A careful study of the Sakha epic olonkho reveals certain similarities with folklore of the indigenous peoples of the North: in some motifs or plots, e.g. the scene of a protagonist sister’s kidnapping by a Tungus hero riding a fast-moving reindeer sled. With a lapse of time enemy-monsters are displaced by the Tungus inhabited northern territories where the Sakha tribes migrated. The new antagonists are still hyperbolized but they gradually lose their mythologization and become closer to real human beings. Moreover, the negative impact of the Tungus is reduced to an unsuccessful attempt to capture a woman (sister or bride of the protagonist), often this hero performs a comic role in the epic and ceases to frighten. The image of enemy, mostly mythological and fantastic, is found in the most ancient Turkic-Mongol epics of Siberia, its plot and style. But to this ancient basis new elements are added  — the elements that reflected further historical fates of the Sakha people.
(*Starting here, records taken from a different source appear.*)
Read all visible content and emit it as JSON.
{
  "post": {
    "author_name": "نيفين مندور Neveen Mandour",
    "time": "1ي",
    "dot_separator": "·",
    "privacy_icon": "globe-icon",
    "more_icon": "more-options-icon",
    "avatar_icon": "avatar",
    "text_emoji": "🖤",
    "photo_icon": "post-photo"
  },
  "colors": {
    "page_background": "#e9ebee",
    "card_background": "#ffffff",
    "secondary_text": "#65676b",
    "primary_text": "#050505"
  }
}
The metaphor of the Cold in the Yakut heroic epic olonkho still can be interpreted as a metaphor of hostile natural force to human beings. The external conflicts depicted in the epic reflect a basic opposition between man and nature; they may also take the form of an opposition between the protagonist and a human adversary, which is symbolically shown in the space orientation semantics “north-south”. The metaphor of the Cold is also unfolding in antagonists – demons and monsters. The traditional image of enemy assumes new elements that reflect a historical fate of the Sakha. Thus, the metaphor of the Cold in the Sakha epic olonkho is a metaphor of human survival and adaptation in unfriendly cold conditions.